TreeMap of the Papyrus chemical space. Though some local branches are enriched in compounds of a specific subset, no clear global region of the chemical space is dominated by a specific dataset

Fig. 2.

Fig. 2

Sphere exclusion diversity (SEDiv) of randomly sampled subsets of 228 molecules of the Papyrus dataset, its source subsets and reference virtual libraries GDB-17, GDB-13 and Enamine synthetically accessible diversity set

To further illustrate the complementarity of the datasets composing Papyrus, overlaps of the activities in these datasets were determined (Fig. 3). Although ExCAPE-DB provides the most amount of unique activity data, all sets bring non-overlapping data to the full Papyrus set. The most notable overlaps, when omitting that between ExCAPE-DB and ChEMBL30 of 110,192 activity values, are between Merget and Christmann-Franck (98,739 overlapping points) representing 53.1% and 80.8% of each dataset respectively, as they provide high-quality data on the same targets, between Sharma and ChEMBL30 (6135 overlapping points) representing 12.0% and 0.2% of each dataset respectively, and between Klaeger and ChEMBL30 (3045 overlapping points) representing 53.5% and 0.1% of each dataset respectively. The added value of these overlaps should not be neglected as they either provide other activity types or help identify certain protein–ligands interactions associated with a lower experimental error.

Fig. 3.

Fig. 3

Activity overlaps between the aggregated datasets.
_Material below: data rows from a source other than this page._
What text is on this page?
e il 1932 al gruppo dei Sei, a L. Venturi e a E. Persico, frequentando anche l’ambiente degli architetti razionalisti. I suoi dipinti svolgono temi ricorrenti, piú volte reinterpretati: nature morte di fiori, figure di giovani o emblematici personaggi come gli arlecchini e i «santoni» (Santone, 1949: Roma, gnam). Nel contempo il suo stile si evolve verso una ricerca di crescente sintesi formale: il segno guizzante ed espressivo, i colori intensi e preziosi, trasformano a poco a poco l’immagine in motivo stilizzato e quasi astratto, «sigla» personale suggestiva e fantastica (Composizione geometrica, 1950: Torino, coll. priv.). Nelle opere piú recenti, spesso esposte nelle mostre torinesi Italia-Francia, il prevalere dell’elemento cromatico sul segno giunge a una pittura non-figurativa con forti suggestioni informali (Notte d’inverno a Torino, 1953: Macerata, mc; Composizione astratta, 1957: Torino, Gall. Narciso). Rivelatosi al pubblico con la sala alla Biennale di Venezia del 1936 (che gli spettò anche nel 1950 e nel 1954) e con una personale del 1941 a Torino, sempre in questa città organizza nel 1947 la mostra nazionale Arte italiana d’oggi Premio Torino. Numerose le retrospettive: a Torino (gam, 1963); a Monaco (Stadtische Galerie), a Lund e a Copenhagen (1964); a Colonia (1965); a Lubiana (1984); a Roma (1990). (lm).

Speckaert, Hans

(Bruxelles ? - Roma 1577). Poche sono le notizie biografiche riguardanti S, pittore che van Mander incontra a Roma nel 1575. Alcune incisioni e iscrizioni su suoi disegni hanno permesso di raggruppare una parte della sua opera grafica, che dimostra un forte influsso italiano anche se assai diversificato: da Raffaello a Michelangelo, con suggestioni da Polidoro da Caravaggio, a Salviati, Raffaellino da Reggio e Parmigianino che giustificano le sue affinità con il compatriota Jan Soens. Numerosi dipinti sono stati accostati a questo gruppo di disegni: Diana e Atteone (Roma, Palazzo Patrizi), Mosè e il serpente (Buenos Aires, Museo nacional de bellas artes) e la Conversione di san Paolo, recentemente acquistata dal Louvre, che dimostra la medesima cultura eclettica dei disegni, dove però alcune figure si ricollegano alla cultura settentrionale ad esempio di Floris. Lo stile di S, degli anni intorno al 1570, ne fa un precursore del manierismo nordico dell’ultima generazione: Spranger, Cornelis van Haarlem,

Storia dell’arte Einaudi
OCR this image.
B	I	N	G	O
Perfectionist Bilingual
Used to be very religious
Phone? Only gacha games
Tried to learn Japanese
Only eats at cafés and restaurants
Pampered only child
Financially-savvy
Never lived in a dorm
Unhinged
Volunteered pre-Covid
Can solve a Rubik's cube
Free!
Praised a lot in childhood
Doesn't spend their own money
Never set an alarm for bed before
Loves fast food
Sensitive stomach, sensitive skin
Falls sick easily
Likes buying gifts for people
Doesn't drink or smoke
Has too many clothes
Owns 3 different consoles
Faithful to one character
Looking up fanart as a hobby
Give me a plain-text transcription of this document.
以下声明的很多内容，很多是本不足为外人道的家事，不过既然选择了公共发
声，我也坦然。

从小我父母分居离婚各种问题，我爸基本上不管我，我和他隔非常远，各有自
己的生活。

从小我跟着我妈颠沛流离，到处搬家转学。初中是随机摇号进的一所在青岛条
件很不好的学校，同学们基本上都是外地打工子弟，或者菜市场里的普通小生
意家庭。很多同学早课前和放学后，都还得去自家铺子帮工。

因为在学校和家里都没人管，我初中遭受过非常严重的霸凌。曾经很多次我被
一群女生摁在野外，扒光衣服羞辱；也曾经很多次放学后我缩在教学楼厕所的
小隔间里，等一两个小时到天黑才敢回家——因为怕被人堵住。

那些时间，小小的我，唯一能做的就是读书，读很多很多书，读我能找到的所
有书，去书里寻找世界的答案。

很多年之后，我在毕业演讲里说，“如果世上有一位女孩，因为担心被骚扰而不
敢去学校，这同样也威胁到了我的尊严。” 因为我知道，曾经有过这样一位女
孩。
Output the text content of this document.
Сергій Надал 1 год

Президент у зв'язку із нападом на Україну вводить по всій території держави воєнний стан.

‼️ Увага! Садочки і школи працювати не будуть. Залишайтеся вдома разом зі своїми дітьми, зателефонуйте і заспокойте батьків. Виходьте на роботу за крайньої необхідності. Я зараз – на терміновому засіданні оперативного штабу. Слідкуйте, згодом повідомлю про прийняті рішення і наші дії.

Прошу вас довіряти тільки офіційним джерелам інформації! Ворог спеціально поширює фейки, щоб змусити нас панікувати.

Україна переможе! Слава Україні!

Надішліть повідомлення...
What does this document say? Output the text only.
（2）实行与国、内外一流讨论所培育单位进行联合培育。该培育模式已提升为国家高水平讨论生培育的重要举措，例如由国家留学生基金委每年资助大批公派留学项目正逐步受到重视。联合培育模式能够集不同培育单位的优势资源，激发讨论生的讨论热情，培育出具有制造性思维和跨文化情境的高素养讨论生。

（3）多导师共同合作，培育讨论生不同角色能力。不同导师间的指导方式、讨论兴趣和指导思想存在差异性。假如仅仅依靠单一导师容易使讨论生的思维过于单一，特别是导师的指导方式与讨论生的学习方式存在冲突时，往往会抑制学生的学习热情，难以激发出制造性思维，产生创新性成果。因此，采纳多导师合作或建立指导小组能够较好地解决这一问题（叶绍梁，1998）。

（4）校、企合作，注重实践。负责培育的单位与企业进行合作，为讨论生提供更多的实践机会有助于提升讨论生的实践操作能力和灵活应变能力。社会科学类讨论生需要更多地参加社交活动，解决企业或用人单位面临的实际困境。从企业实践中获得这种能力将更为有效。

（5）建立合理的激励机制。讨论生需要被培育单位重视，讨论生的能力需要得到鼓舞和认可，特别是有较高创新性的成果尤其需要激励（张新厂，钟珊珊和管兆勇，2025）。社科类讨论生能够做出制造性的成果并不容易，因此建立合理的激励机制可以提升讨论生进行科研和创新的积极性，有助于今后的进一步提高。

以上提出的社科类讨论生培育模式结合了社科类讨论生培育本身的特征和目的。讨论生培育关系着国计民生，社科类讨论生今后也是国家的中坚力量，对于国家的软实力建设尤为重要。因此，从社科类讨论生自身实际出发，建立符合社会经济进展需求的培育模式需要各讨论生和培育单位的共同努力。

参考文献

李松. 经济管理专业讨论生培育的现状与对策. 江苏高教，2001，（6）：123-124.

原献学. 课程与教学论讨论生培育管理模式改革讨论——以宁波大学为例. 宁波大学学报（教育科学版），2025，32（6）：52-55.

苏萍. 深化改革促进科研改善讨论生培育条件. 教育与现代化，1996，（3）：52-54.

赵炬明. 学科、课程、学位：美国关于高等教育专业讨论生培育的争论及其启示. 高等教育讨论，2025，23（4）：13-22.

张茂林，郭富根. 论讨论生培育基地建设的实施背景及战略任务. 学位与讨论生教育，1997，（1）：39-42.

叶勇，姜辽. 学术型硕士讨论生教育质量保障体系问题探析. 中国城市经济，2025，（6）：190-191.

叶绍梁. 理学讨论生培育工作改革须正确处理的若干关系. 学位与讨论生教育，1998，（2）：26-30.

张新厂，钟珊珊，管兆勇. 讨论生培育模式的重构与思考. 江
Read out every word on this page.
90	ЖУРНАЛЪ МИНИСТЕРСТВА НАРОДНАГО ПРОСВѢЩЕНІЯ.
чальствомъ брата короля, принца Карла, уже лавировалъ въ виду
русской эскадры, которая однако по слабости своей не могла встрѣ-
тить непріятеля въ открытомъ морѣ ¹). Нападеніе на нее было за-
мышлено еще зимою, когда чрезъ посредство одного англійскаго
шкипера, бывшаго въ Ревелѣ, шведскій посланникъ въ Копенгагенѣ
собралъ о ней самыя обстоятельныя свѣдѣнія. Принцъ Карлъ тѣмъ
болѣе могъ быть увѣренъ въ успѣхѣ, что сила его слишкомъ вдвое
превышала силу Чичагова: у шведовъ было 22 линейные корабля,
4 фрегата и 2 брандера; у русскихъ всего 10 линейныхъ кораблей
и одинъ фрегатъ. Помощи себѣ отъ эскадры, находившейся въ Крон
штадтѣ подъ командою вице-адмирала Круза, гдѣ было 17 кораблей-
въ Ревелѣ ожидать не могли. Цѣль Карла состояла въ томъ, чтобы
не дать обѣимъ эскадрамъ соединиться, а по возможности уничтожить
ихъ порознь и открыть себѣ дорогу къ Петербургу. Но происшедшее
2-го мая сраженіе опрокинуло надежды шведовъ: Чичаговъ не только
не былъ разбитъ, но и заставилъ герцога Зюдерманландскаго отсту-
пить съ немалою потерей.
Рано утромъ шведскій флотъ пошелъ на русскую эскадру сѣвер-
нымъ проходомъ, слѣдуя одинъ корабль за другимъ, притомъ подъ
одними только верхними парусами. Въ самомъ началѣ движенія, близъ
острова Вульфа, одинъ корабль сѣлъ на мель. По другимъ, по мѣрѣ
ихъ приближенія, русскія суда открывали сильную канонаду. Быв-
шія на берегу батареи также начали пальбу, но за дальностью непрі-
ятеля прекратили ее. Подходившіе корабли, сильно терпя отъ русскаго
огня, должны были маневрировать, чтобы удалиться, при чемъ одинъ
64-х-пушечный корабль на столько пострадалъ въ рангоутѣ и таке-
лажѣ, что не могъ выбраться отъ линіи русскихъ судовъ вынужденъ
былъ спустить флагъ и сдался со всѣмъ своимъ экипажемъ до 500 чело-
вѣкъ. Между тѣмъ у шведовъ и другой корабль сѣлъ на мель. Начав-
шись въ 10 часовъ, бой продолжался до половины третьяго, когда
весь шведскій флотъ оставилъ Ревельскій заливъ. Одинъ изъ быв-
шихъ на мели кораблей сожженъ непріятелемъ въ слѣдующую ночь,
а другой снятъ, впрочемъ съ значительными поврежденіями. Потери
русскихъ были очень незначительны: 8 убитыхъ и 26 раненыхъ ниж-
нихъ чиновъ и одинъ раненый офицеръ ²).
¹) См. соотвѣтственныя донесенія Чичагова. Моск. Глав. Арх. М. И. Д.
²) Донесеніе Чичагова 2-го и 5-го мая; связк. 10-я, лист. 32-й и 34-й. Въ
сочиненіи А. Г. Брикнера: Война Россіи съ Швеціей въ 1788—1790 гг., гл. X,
Shown on the left side is the number of protein–ligand interaction activity points in each dataset. The numbers on the top refer to the number of these activity data points found in that particular dataset or overlap of datasets. Overlaps of more than two datasets can be found in Figure S2 along with protein target and chemical space overlap

Concerning protein classification, the two most represented classes are enzymes representing 42.5% of the classified and annotated proteins with more than 25.4 million data points and membrane receptors representing 18.7% with more than 11.1 million entries (Fig. 4; Additional file 3). Family A G protein-coupled receptors represent 15.5% of all data points or 84.0% of those associated with membrane receptors with over 9.2 million data points. Furthermore, proteases represent 9.6% of bioactivity points with more than 5.7 million, and kinases represent 7.7% of the data with more than 4.5 million data points.

Fig. 4.

Fig. 4

Number of bioactivity data points of protein targets in Papyrus associated with ChEMBL protein classification levels 1 and 2

Matching protein data bank data

A total of 9121 unique protein–ligand complexes were matched between the Papyrus dataset and the Protein Data Bank (REST API call made on 2022-07-13; matches available as Additional file 4). These included single structures, but also many examples of multiple protein–ligand complexes. For instance, 28 structures of ZM-241385 bound to the adenosine A2A receptor were retrieved.

Bioactivity modelling

To exemplify the potential of Papyrus, several data sets were extracted and subjected to QSAR, PCM and DNN modelling (both regression and classification) considering only the high-quality data. A random split and a temporal split scheme were chosen. The latter better assesses the prediction performance of the models [48] and minimizes congeneric series being split between training and test sets. QSAR models were trained on protein targets with sufficient data. This resulted in QSAR models being trained for 12 of the 24 ARs, 9 of the 11 CCRs, 352 of the 476 kinases, 35 of the 37 MRs and 13 of the 33 SLC6. PCM models, able to interpolate between targets, did not require such filtering step and the ensemble of targets was modelled for each subset respectively. As the comparison of the respective performances of molecular descriptors is not the focus of this research, only average metrics are reported in this section.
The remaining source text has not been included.